A ku parkanowi kożuch traw podnosi się wypukłym garbem-pagórem, jak gdyby ogród
obrócił się we śnie na drugą stronę i grube jego, chłopskie bary oddychają ciszą ziemi. Na
tych barach ogrodu niechlujna, babska bujność sierpnia wyolbrzymiała w głuche zapadliska
ogromnych łopuchów, rozpanoszyła się płatami włochatych blach listnych, wybujałymi
ozorami mięsistej zieleni. Tam te wyłupiaste pałuby łopuchów wybałuszyły się jak
babska szeroko rozsiadłe, na wpół pożarte przez własne oszalałe spódnice. Tam sprzedawał
ogród za darmo najtańsze krupy dzikiego bzu, śmierdzącą mydłem, grubą kaszę babek,
dziką okowitę mięty i wszelką najgorszą tandetę sierpniową. Ale po drugiej stronie
parkanu, za tym matecznikiem lata, w którym rozrosła się głupota zidiociałych chwastów,
było śmietnisko zarosło dziko bodiakiem.
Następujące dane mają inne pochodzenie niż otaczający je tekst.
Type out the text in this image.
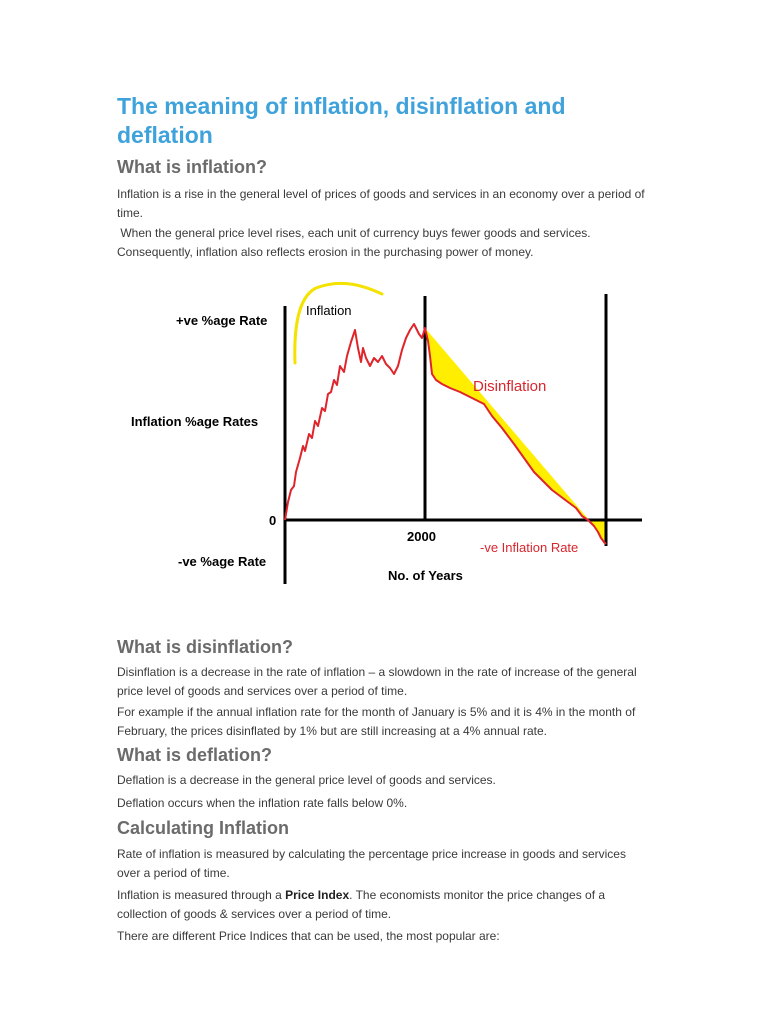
The meaning of inflation, disinflation and deflation
What is inflation?

Inflation is a rise in the general level of prices of goods and services in an economy over a period of time.

When the general price level rises, each unit of currency buys fewer goods and services. Consequently, inflation also reflects erosion in the purchasing power of money.

What is disinflation?

Disinflation is a decrease in the rate of inflation – a slowdown in the rate of increase of the general price level of goods and services over a period of time.

For example if the annual inflation rate for the month of January is 5% and it is 4% in the month of February, the prices disinflated by 1% but are still increasing at a 4% annual rate.

What is deflation?

Deflation is a decrease in the general price level of goods and services.

Deflation occurs when the inflation rate falls below 0%.

Calculating Inflation

Rate of inflation is measured by calculating the percentage price increase in goods and services over a period of time.

Inflation is measured through a Price Index. The economists monitor the price changes of a collection of goods & services over a period of time.

There are different Price Indices that can be used, the most popular are:

+ve %age Rate
Inflation %age Rates
0
-ve %age Rate
2000
No. of Years
Inflation
Disinflation
-ve Inflation Rate
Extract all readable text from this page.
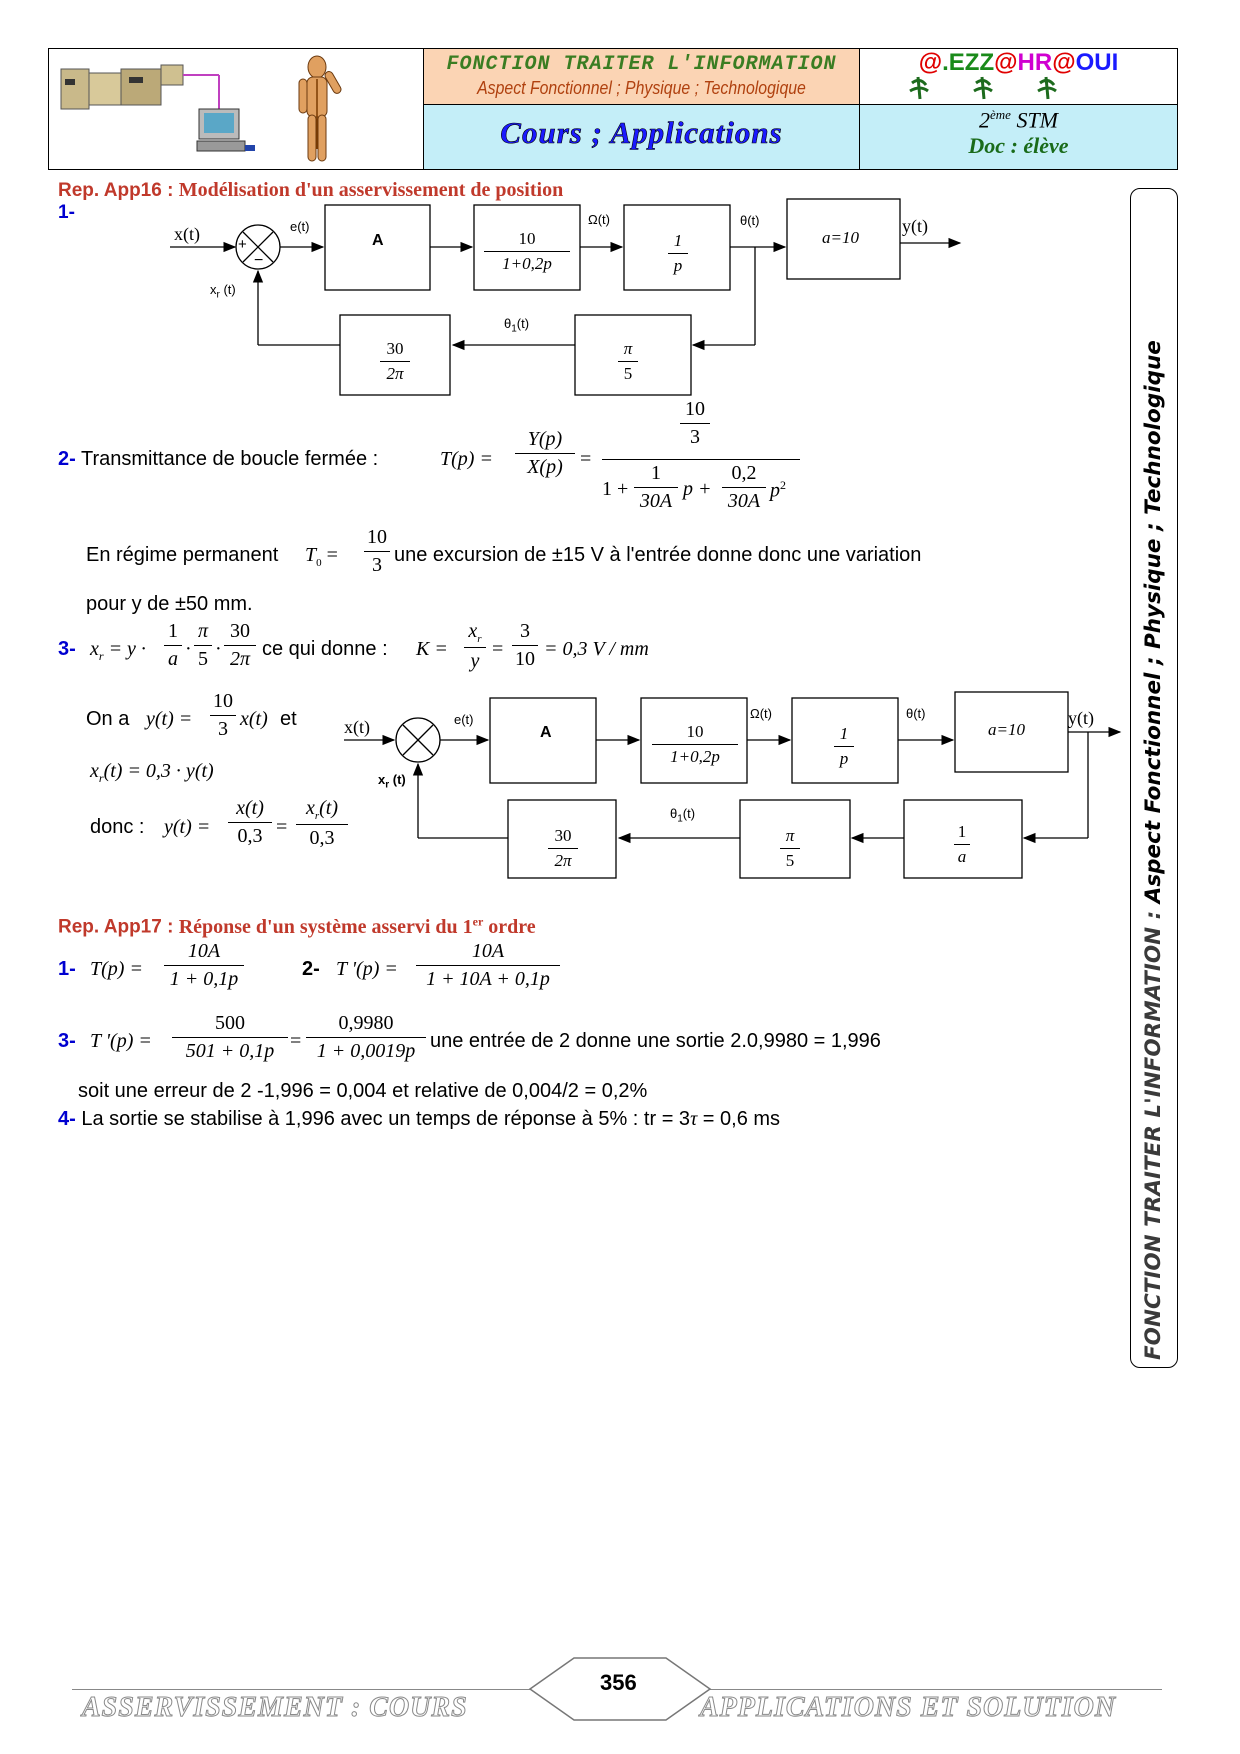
FONCTION TRAITER L'INFORMATION
Aspect Fonctionnel ; Physique ; Technologique
Cours ; Applications
@.EZZ@HR@OUI
2ème STM
Doc : élève
FONCTION TRAITER L'INFORMATION : Aspect Fonctionnel ; Physique ; Technologique
Rep. App16 : Modélisation d'un asservissement de position
1-
x(t)
+
−
e(t)
$x_r$ (t)
A	10
1+0,2p
Ω(t)
1
p
θ(t)
a=10
y(t)
$\theta_1(t)$
30
2π
π
5
2- Transmittance de boucle fermée :	T(p) =
Y(p)
X(p) =
10
3
1 +
1
30A
p +
0,2
30A $p^2$
En régime permanent $T_0$ =
10
3 une excursion de ±15 V à l'entrée donne donc une variation
pour y de ±50 mm.
3- $x_r = y$ ·
1
a ·
π
5 ·
30
2π ce qui donne : K =
$x_r$
y
=
3
10 = 0,3 V / mm
On a y(t) =
10
3 x(t) et
$x_r(t) = 0,3 \cdot y(t)$
donc : y(t) =
x(t)
0,3 =
$x_r(t)$
0,3
x(t)	e(t)
$x_r$ (t)
A	10
1+0,2p
Ω(t)
1
p
θ(t)
a=10
y(t)
$\theta_1(t)$
30
2π
π
5
1
a
Rep. App17 : Réponse d'un système asservi du 1er ordre
1- T(p) =
10A
1 + 0,1p	2- T '(p) =
10A
1 + 10A + 0,1p
3- T '(p) =
500
501 + 0,1p =
0,9980
1 + 0,0019p une entrée de 2 donne une sortie 2.0,9980 = 1,996
soit une erreur de 2 -1,996 = 0,004 et relative de 0,004/2 = 0,2%
4- La sortie se stabilise à 1,996 avec un temps de réponse à 5% : tr = 3τ = 0,6 ms
ASSERVISSEMENT : COURS
356
APPLICATIONS ET SOLUTION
Nikt nie wiedział, że tam właśnie odprawiał
sierpień tego lata swoją wielką pogańską orgię. Na tym śmietnisku, oparte o parkan i zarośnięte
dzikim bzem, stało łóżko skretyniałej dziewczyny Tłui. Tak nazywaliśmy ją
wszyscy. Na kupie śmieci i odpadków, starych garnków, pantofli, rumowiska i gruzu stało
zielono pomalowane łóżko, podparte zamiast brakującej nogi dwiema starymi cegłami.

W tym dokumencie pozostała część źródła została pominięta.